If I understand your original proposed solution correctly, the idea of linking a Schema comes from the following aspects:


Then here is my alternative proposal for a solution

Add a new property externalReference.purposes that is an ENUM which is managed outside the CycloneDX schema. The document that manages the purposes can be short living and be extended/updated independently of the CycloneDX schema and its life cycle.

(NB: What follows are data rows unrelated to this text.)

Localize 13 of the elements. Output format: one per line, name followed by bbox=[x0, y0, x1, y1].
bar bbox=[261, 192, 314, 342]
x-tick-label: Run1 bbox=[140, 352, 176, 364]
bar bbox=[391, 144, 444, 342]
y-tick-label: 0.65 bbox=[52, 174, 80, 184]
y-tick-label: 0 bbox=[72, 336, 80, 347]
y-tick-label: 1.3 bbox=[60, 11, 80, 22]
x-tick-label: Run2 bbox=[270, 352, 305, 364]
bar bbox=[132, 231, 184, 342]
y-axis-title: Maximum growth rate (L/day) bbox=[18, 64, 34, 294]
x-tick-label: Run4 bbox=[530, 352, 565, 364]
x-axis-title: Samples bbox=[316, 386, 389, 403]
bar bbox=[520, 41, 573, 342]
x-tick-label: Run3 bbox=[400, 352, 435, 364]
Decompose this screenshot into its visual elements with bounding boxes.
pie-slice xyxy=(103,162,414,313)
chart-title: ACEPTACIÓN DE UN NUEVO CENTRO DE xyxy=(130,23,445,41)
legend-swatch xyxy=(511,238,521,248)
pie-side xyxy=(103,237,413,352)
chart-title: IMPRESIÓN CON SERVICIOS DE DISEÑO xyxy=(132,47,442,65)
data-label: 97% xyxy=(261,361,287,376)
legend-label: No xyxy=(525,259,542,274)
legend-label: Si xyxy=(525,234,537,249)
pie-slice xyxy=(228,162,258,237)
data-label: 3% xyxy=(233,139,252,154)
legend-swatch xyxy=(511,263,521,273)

Just like the "SPDX" license ID in CycloneDX is managed already.

The following code is untested...

Example schema

Example externalReference-purposes.schema.json

{
  "$schema": "http://json-schema.org/draft-07/schema#",
  "$id": "http://cyclonedx.org/schema/externalReference-purposes.schema.json",
  "$comment": "v1.0",
  "enum": [
    "Foo"
    // some values here
  ]
}

Example externalReferencePurposes.xsd

<?xml version="1.0" encoding="utf-8"?>
<xs:schema xmlns:xs="http://www.w3.org/2001/XMLSchema"
           elementFormDefault="qualified"
           targetNamespace="http://cyclonedx.org/schema/externalReferencePurposes"
           version="1.0">
  <xs:simpleType name="values">
    <xs:restriction base="xs:string">
      <xs:enumeration value="Foo"/>
      <!-- some values here -->
    </xs:restriction>
  </xs:simpleType>
</xs:schema>
mrutkows commented 1 year ago

But I doubt that your solution covers it properly. And here is why:

@jkowalleck no, my proposal clearly does not cover it properly as this was an ad-hoc idea during a live ML workstream WG call that Steve asked me to open an issue for ;) The initial thought was to allow reference to schemas (disassociated from the actual reference) for optional use by tooling and not necessarily force schema validation using those external schemas.

My simple goals were:

to be fair, externalReference has been effectively treated/discussed as a link (behavior) in many contexts (e.g., discussions in work groups); however right now its "types" have little value programmatically and are more descriptive (as you noted effectively). If indeed it has a "schema" then it can be inferred (but could be made explicit) and type that can be validated... or use the existing "type" field more clearly by creating "data" (or even "data-validatable) where "schema" would be used as the document for such.

Doing further research after posting yesterday... in any regard, we may want to look at actually implementing the concept of "schema" as its own object (definition) which not only allows us to reuse it, but also may allow us to take advantage in the future of using dynamic anchors. From my basic reading dynamism in recent schema revisions would allow us to replace our definition of schema with an actual external schema reference (and be recognized by off-the-shelf validators). I need to read more, but it is my understanding that OpenAPI uses this in their v3.1 spec. but it has caused some issues which are resolved in versions of JSON schema post draft 7 (which is problematic for many validators that do not implement interim revisions).

Here is the JSON revision for polymorphism (schema reuse) along with an article that I will need to re-read multiple times and allot time to do my own testing...

mrutkows commented 1 year ago

Per-comments above and in the long-term I, effectively, would like to leverage dynamism in actual schema (JSON schema, not sure current state of XSD) where actual off-the-shelf validators would be able to identify the schema associated with the content pointed to by the ext. ref. and minimize the creation of CycloneDX-only fields which only custom CycloneDX tools (validators) would understand.

Again, goals vs. ability to represent in current JSON or XML schema... and as noted, I need to find time to research and test. However, this is the kind of dialog I wanted.

Just wanted to get the concept documented as quickly as possible...

stevespringett commented 1 year ago

This needs flushed out more. Moving to v1.6.

stevespringett commented 5 months ago

Moving to v1.7. This needs to be flushed out more.